Forgetting Words Occasionally
Some people find work recall difficult their whole lives, but many do not. If you notice the person you love struggling to find the right word when usually they wouldn’t take note. Dementia can affect the language centers of the brain, making it challenging for the affected person to deploy the actual word they want to use.
They’ll often struggle for a while, even though you’ve had the word they’re trying to find in your head for ages. Please take note of how common the term is when they eventually find it. If it’s something that they use all the time, such as their children’s names, then that is a serious cause for concern and a sign that they may need senior care.
Problems With Vision
Dementia tends to affect pockets of the brain at different rates. How it develops, therefore, depends very much on the biology of the individual. For some people, problems crop up first in the senses, not in language processing. If vision suddenly starts to fail or become difficult to interpret, it may suggest that there are problems with this particular area.
Problems Playing Musical Instruments
The playing of musical instruments relies on training the unconscious mind to follow specific patterns. Eventually, the brain just picks it up, like driving, talking, or riding a bike.

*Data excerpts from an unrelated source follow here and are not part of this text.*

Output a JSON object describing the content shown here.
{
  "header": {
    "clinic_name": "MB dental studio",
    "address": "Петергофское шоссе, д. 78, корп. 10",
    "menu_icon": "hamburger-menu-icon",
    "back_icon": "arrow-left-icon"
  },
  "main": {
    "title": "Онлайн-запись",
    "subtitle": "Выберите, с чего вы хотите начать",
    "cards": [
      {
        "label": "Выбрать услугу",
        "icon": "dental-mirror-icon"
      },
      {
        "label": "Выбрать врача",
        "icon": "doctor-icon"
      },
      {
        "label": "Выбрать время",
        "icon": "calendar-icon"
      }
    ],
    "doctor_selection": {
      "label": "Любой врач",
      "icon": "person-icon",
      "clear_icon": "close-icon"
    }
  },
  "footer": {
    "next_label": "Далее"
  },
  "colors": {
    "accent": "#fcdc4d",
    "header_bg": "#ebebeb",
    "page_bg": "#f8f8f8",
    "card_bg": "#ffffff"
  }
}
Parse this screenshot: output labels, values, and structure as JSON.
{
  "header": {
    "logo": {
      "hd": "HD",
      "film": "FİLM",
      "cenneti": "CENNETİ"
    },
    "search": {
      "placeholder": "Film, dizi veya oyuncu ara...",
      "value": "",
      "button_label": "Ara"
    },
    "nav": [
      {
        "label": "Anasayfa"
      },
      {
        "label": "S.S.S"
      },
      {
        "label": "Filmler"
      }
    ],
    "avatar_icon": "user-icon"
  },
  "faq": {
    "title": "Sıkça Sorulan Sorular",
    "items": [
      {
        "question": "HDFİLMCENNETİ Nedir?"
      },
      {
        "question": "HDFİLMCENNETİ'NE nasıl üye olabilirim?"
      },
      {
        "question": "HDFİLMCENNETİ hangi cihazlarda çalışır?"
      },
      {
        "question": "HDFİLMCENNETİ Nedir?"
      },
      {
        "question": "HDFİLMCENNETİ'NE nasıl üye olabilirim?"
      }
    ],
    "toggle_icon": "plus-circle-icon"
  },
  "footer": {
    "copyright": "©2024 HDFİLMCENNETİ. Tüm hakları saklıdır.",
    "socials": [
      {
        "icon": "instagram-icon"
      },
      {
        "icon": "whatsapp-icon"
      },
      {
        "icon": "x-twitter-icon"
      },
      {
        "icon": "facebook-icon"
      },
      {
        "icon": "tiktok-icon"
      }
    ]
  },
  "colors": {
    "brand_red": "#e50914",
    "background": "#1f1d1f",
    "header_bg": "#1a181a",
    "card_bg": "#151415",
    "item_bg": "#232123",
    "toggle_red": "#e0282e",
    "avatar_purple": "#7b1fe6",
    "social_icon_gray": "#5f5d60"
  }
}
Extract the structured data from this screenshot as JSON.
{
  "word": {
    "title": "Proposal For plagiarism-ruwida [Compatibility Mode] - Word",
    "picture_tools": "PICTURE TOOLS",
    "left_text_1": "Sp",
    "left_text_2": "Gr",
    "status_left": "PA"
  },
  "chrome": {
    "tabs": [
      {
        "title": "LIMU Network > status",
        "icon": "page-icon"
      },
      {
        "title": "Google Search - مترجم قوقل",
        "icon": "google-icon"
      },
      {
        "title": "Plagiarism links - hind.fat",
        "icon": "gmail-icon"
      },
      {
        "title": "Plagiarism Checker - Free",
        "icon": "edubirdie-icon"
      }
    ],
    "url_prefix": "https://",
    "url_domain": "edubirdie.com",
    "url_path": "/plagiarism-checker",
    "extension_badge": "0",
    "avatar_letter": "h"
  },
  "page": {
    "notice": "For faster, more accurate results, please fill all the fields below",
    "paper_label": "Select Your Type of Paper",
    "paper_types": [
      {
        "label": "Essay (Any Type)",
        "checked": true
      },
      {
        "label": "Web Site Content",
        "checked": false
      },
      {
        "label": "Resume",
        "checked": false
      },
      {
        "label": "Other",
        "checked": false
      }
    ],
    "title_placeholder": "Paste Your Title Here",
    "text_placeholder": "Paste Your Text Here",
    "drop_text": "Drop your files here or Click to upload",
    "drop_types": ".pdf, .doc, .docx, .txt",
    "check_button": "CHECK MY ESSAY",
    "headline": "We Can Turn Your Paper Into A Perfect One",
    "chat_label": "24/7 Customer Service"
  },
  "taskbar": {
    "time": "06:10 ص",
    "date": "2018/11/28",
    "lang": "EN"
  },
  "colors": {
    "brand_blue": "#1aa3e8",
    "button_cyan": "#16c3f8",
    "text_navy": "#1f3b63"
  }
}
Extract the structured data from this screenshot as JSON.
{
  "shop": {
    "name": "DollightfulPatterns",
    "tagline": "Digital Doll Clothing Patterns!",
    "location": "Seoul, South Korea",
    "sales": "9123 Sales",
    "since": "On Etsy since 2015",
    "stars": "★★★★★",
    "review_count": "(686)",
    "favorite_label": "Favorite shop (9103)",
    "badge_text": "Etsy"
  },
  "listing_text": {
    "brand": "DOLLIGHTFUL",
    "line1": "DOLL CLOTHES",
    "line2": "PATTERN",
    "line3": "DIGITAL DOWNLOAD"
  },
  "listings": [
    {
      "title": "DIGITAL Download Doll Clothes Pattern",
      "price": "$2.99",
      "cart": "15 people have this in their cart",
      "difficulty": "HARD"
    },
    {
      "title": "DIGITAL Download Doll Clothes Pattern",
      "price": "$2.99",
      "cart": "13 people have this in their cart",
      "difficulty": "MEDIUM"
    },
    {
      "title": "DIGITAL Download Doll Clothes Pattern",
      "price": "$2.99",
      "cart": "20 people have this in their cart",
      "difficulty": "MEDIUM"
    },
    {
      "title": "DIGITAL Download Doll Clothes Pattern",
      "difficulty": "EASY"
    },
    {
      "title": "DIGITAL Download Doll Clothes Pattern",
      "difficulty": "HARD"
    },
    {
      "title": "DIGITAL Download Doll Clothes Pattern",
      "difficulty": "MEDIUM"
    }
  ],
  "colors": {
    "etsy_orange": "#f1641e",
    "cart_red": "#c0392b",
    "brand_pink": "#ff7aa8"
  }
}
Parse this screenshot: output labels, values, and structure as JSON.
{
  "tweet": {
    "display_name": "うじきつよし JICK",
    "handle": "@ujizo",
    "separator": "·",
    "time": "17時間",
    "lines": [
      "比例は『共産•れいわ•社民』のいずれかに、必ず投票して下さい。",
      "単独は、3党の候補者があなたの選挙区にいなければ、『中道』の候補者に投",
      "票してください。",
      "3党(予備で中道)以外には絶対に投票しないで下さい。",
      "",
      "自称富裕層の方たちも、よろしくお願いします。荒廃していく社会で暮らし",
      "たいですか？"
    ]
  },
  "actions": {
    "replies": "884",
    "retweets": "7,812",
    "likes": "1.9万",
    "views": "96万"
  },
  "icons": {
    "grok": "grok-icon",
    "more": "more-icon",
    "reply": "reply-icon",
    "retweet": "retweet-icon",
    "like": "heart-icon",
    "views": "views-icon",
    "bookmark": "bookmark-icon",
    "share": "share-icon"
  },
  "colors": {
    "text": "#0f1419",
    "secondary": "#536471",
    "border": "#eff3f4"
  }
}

Dementia, however, can undermine even unconscious learnings. Thus, playing instruments becomes more difficult. The affected person may find it hard to play at a standard they enjoyed in their youth consistently. The timing and notes might be off the mark – and the personality they usually put into their music may be lacking.
Taking Longer Than Normal With Familiar Tasks
Taking longer than usual with familiar tasks is a good indication that something is wrong. If the affected person invites you around for dinner but spends most of the day cooking and washing up for no good reason, that’s a sign that they’re struggling. The brain typically puts these tasks on autopilot. But when there are limits to cognitive resources, it suddenly becomes more difficult even to do simple things.
Be on the lookout too for problems with tying shoelaces. Tying a shoelace is incredibly challenging and something that children typically learn by rote when young. When the brain starts to fail, the cognitive structures that make it possible become bunged up with plaque, and problems can begin.
Accepting that somebody you love has dementia is never a pleasant or comfortable experience. You want to believe that people in your life are healthy and will always retain their personalities. The good news is that you can interrupt the process now and start slowing down the disease’s progression. Some patients with certain types of dementia can actually experience a reversal of symptoms with the correct interventions. Most can slow the condition considerably, helping to extend their independence.